New Mexico trail clash echoes culture war across US West


By Andrew Hay

TALPA, N.M. (Reuters) – Physiotherapist Spencer Bushnell lives less than a mile from farmer Carlos Arguello in Taos, New Mexico. But they are worlds apart on proposals to lace the foothills they love with up to 71 miles of mountain bike and hiking trails.

The two volunteered this year for a U.S. Forest Service working group to tackle surging trail demand and disappearing public access to hills studded with piñon and juniper trees after a post-pandemic, “Zoom boom” wave of new residents and second-home-owners.

That put the neighbors on the frontline of a culture war raging across the West as multi-generational families, conservationists and sometimes conservatives fight trail systems sought by incomers and recreationist locals. Opponents say the trails will harm water supply and wildlife, raise wildfire risk and stoke gentrification.

Two bike trail projects have been nixed in as many months on public land in Oregon and Colorado. The Taos process has split the mountain resort town of 6,600.

Bucking hay bales off his fields irrigated with foothills water, Arguello said he and other “locals” on the group last month dropped out of the process and withdrew their trail proposals – which had exclusion zones for elk areas and cultural heritage sites. The locals did not want to be seen as advocating any trails because of opposition from their community, he said. That left mainly proposals from pro-trails residents on the table.

“This is an assault on our watershed,” said Arguello, 67, who fears an international mountain-bike destination is in the making, rather than trail proponents’ vision of a phased plan to increase community livability over 15-20 years.

As the sun was rising over Taos Mountain, Bushnell biked near upmarket homes bordering the national forest where owners have built fences and gates in the last two years to block entrance. “This community is losing its public access to its own public lands,” said Bushnell, 41, who grew up biking on trails built in Bend, Oregon as that city boomed.

Across the United States, Americans are moving to places with trees and trails, many working remotely.

Trail use on public land has as much as tripled since the start of the pandemic, according to Carl Colonius, head of New Mexico’s Outdoor Recreation Division, who pioneered a plan for managing demand on Taos’ Talpa foothills.

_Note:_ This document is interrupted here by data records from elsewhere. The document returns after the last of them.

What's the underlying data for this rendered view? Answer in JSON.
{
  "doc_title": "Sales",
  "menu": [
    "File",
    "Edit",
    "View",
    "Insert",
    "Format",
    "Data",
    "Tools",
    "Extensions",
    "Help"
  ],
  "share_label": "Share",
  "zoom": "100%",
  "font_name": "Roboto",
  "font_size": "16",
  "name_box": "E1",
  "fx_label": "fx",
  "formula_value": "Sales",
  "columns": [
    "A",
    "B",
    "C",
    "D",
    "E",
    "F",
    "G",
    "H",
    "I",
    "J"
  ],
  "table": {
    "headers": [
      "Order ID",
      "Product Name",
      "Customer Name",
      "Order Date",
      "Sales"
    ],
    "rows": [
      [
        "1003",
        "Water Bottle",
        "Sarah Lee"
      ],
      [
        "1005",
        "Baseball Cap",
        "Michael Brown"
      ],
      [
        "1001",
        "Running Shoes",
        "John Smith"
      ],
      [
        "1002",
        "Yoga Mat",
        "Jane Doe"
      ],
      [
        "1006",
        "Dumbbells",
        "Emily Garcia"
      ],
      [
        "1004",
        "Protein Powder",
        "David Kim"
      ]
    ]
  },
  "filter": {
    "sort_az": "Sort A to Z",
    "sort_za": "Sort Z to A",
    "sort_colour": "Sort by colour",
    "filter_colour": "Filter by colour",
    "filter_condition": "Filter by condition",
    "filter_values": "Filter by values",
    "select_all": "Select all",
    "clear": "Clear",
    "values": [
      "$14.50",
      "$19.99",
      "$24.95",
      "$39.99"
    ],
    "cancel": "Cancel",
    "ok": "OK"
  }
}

Studies by the Headwaters Economics think tank say trails attract new residents and entrepreneurs, boosting public health and tax income, but the influx can lead to less affordable housing and force out long-time residents unless economies diversify.

In Taos’ tourism-dependent county, known for its blend of Indigenous, Hispano and Anglo cultures, the average price of a condo increased 69 percent since 2019 to $327,000, according to Zillow. Under five percent of working households can afford the median home price in a county where the largest income bracket is households earning under $15,000 a year, studies have shown.

The group hardest hit has been Hispanos such as Arguello – the descendants of colonial settlers – whose share of the county population has fallen around 20 percentage points in the last two decades from over half to about a third, according to census data.

Darryl Maestas says newcomers show a sense of entitlement when they propose carving a network of trails where Puebloan Indians and members of a Catholic religious brotherhood have held ceremonies over the centuries.

“Either the other side doesn’t get it, or they don’t care and just want it all anyway,” said Maestas, a farmer who returned to family land after three decades working from South Korea to Afghanistan as an aircraft mechanic for the U.S. military.

The imposing area was first taken from Native Americans by Hispanos, turned into common land by Spanish land grants, then occupied by the USFS in the late 1960s after being clear cut by a timber company.

Homemaker Emily Matheu moved to Taos from Oakland, California four years ago and has advocated for trails.

“I was told on the mamas group Taos doesn’t need any more people here like me, people that move here from California and buy a condo and use the outdoors as their personal gym,” said Matheu, 43, referring to a Facebook page for mothers.

USFS District Ranger Michael Lujan said he would continue community engagement on the foothills over user conflicts and forest damage on their 43 miles of informal trails.